Now, his Bologna-based company, Siare Engineering International Group srl, has 25 army technicians working with its production supervisors to manage the expanded production and help assemble machines. The army also has made personnel available to the company’s suppliers, Preziosa said.
"Usually we produce 160 machines a month. The goal is to produce 2,000 in four months, so more than triple our monthly production," Preziosa told Reuters in an interview. The executive added that companies involved in the supply chain of producing ventilators "cannot respond to the enormous demand because this is a niche industry".
Siare belongs to a normally quiet corner of the medical equipment market that has found itself on the front line of the century’s biggest health crisis caused by the rapid spread of the new flu-like virus, which can lead to breathing difficulties and pneumonia in severe cases.
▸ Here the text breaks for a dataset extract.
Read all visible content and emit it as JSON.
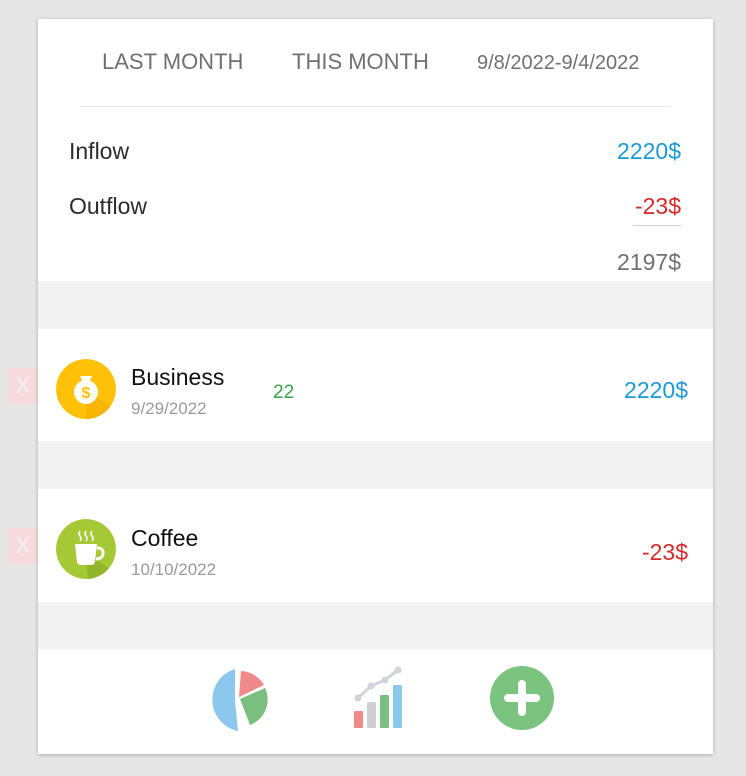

Ventilator makers are under pressure to sharply increase production even as the pandemic has disrupted the transport and supply of crucial parts, such as hoses, valves, motors and electronics – some of which come from China, the original epicentre of the outbreak that has killed more than 10,000 people across the globe.
Amid shortages, governments are turning to help from the military, enlisting other manufacturers and even looking to 3D printing in the hopes of ramping up production of the potentially life-saving breathing machines.
In Italy, a team of doctors has developed a way to provide oxygen to two people from one ventilator, therefore doubling capacity, according to the Italian region of Emilia Romagna’s commissioner for coronavirus.